An artist's impression of XMM-Newton. Credit: ESA-C. Carrie
An artist's impression of XMM-Newton. Credit: ESA-C. Carrie

"This research is a great example of collaboration between telescopes, and creates a new benchmark for how to spot the light coming from the faint filaments of the cosmic web," says Norbert Schartel, ESA XMM-Newton Project Scientist.

"More fundamentally, it reinforces our standard model of the cosmos and validates decades of simulations.

"It seems that the ‘missing’ matter may truly be lurking in hard-to-see threads woven across the Universe."

Euclid to follow

Artist’s impression of the Euclid spacecraft observing the dark Universe.

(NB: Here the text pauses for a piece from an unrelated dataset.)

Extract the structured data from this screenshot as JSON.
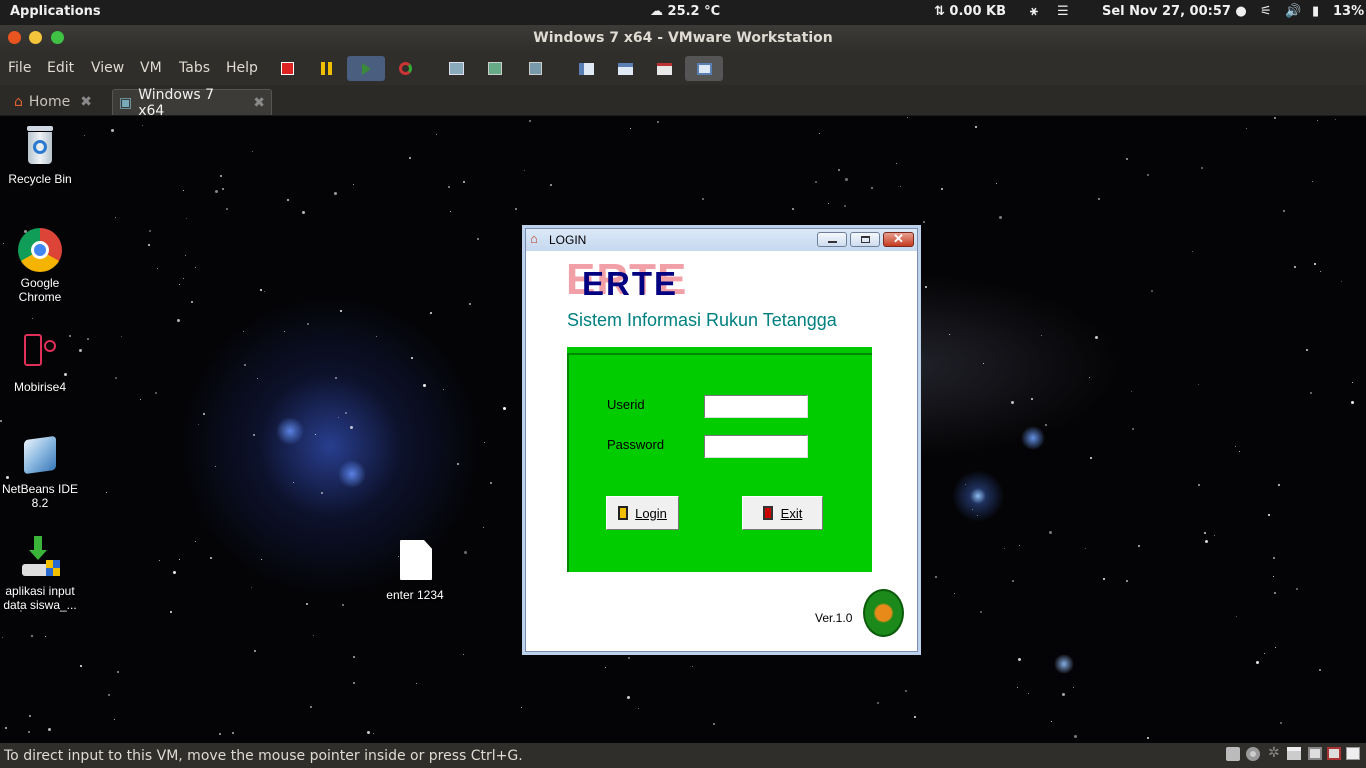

Credit: ESA/Euclid/Euclid Consortium/NASA. Background galaxies: NASA, ESA, and S. Beckwith (STScI) and the HUDF Team, CC BY-SA 3.0 IGO
Artist’s impression of the Euclid spacecraft observing the dark Universe. Credit: ESA/Euclid/Euclid Consortium/NASA. Background galaxies: NASA, ESA, and S. Beckwith (STScI) and the HUDF Team, CC BY-SA 3.0 IGO

The European Space Agency's Euclid mission, which has already begun releasing its first images and science data, is tasked with investigating dark matter and dark energy, which make up 95% of the Universe, but have never directly been observed.

Euclid is also tasked with uncovering more information about the cosmic web, so this latest discovery is a step in the right direction.

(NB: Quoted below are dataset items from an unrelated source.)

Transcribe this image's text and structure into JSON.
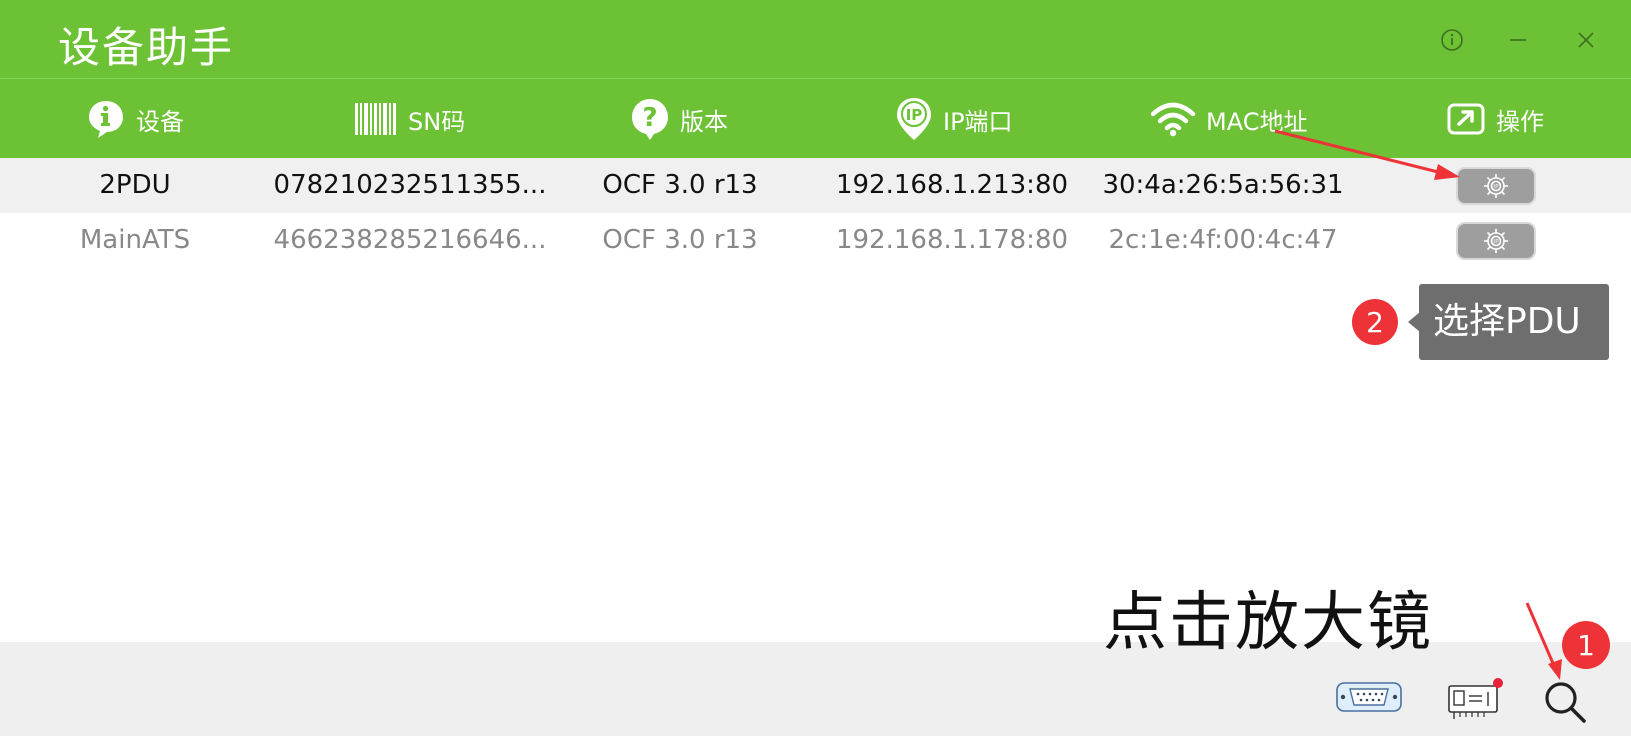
{
  "window": {
    "title": "设备助手",
    "controls": [
      "info-icon",
      "minimize-icon",
      "close-icon"
    ]
  },
  "columns": [
    {
      "label": "设备",
      "icon": "device-info-bubble-icon"
    },
    {
      "label": "SN码",
      "icon": "barcode-icon"
    },
    {
      "label": "版本",
      "icon": "question-bubble-icon"
    },
    {
      "label": "IP端口",
      "icon": "ip-pin-icon"
    },
    {
      "label": "MAC地址",
      "icon": "wifi-icon"
    },
    {
      "label": "操作",
      "icon": "external-link-icon"
    }
  ],
  "rows": [
    {
      "device": "2PDU",
      "sn": "078210232511355...",
      "version": "OCF 3.0 r13",
      "ip_port": "192.168.1.213:80",
      "mac": "30:4a:26:5a:56:31",
      "action_icon": "ip-gear-icon",
      "selected": true
    },
    {
      "device": "MainATS",
      "sn": "466238285216646...",
      "version": "OCF 3.0 r13",
      "ip_port": "192.168.1.178:80",
      "mac": "2c:1e:4f:00:4c:47",
      "action_icon": "ip-gear-icon",
      "selected": false
    }
  ],
  "annotations": {
    "step1_badge": "1",
    "step1_text": "点击放大镜",
    "step2_badge": "2",
    "step2_text": "选择PDU"
  },
  "bottom_toolbar": {
    "icons": [
      "serial-port-icon",
      "network-card-icon",
      "search-icon"
    ],
    "notification_dot": true
  },
  "colors": {
    "brand_green": "#6cc135",
    "annotation_red": "#ee3338",
    "tooltip_gray": "#6e6e6e",
    "selected_row": "#f0f0f0",
    "bottom_bar": "#efefef"
  }
}
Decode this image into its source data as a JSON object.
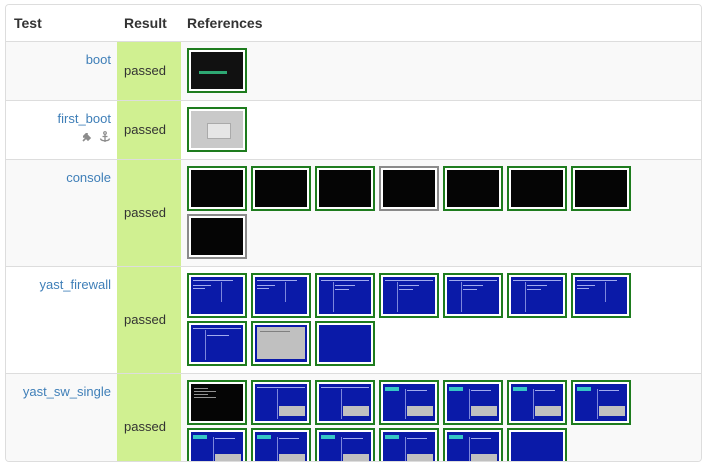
{
  "table": {
    "headers": {
      "test": "Test",
      "result": "Result",
      "references": "References"
    },
    "rows": [
      {
        "test": "boot",
        "result": "passed",
        "has_icons": false,
        "thumbs": [
          {
            "style": "boot",
            "border": "green"
          }
        ]
      },
      {
        "test": "first_boot",
        "result": "passed",
        "has_icons": true,
        "icons": [
          "plug-icon",
          "anchor-icon"
        ],
        "thumbs": [
          {
            "style": "greydlg",
            "border": "green"
          }
        ]
      },
      {
        "test": "console",
        "result": "passed",
        "has_icons": false,
        "thumbs": [
          {
            "style": "black",
            "border": "green"
          },
          {
            "style": "black",
            "border": "green"
          },
          {
            "style": "black",
            "border": "green"
          },
          {
            "style": "black",
            "border": "grey"
          },
          {
            "style": "black",
            "border": "green"
          },
          {
            "style": "black",
            "border": "green"
          },
          {
            "style": "black",
            "border": "green"
          },
          {
            "style": "black",
            "border": "grey"
          }
        ]
      },
      {
        "test": "yast_firewall",
        "result": "passed",
        "has_icons": false,
        "thumbs": [
          {
            "style": "blue-a",
            "border": "green"
          },
          {
            "style": "blue-a",
            "border": "green"
          },
          {
            "style": "blue-b",
            "border": "green"
          },
          {
            "style": "blue-b",
            "border": "green"
          },
          {
            "style": "blue-b",
            "border": "green"
          },
          {
            "style": "blue-b",
            "border": "green"
          },
          {
            "style": "blue-a",
            "border": "green"
          },
          {
            "style": "blue-c",
            "border": "green"
          },
          {
            "style": "grey-dlg",
            "border": "green"
          },
          {
            "style": "blue-plain",
            "border": "green"
          }
        ]
      },
      {
        "test": "yast_sw_single",
        "result": "passed",
        "has_icons": false,
        "thumbs": [
          {
            "style": "black-text",
            "border": "green"
          },
          {
            "style": "blue-sw",
            "border": "green"
          },
          {
            "style": "blue-sw",
            "border": "green"
          },
          {
            "style": "blue-sw-hl",
            "border": "green"
          },
          {
            "style": "blue-sw-hl",
            "border": "green"
          },
          {
            "style": "blue-sw-hl",
            "border": "green"
          },
          {
            "style": "blue-sw-hl",
            "border": "green"
          },
          {
            "style": "blue-sw-hl",
            "border": "green"
          },
          {
            "style": "blue-sw-hl",
            "border": "green"
          },
          {
            "style": "blue-sw-hl",
            "border": "green"
          },
          {
            "style": "blue-sw-hl",
            "border": "green"
          },
          {
            "style": "blue-sw-hl",
            "border": "green"
          },
          {
            "style": "blue-plain",
            "border": "green"
          }
        ]
      }
    ]
  },
  "colors": {
    "link": "#3f7fb8",
    "result_bg": "#d0f091",
    "thumb_border_ok": "#1e7c1e",
    "thumb_border_grey": "#8a8a8a"
  }
}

Euclid’s Deep Field South, in which the space telescope spotted over 11 million galaxies in one observation. In the coming years, Euclid will make more observations of this field. The image also reveals a glimpse of the 'cosmic web', the large-scale structure of the Universe. Credit: ESA/Euclid/Euclid Consortium/NASA, image processing by J.-C. Cuillandre, E. Bertin, G. Anselmi
Euclid’s Deep Field South, in which the space telescope spotted over 11 million galaxies in one observation. In the coming years, Euclid will make more observations of this field. The image also reveals a glimpse of the 'cosmic web', the large-scale structure of the Universe. Credit: ESA/Euclid/Euclid Consortium/NASA, image processing by J.-C. Cuillandre, E. Bertin, G. Anselmi

So where is the Universe’s missing matter?

It may, it seems, be glowing faintly in the filaments of the cosmic web, stretched across space like strands of an invisible spider’s silk.

And this latest discovery is one more step along the road to understand exactly the foundations of the cosmos.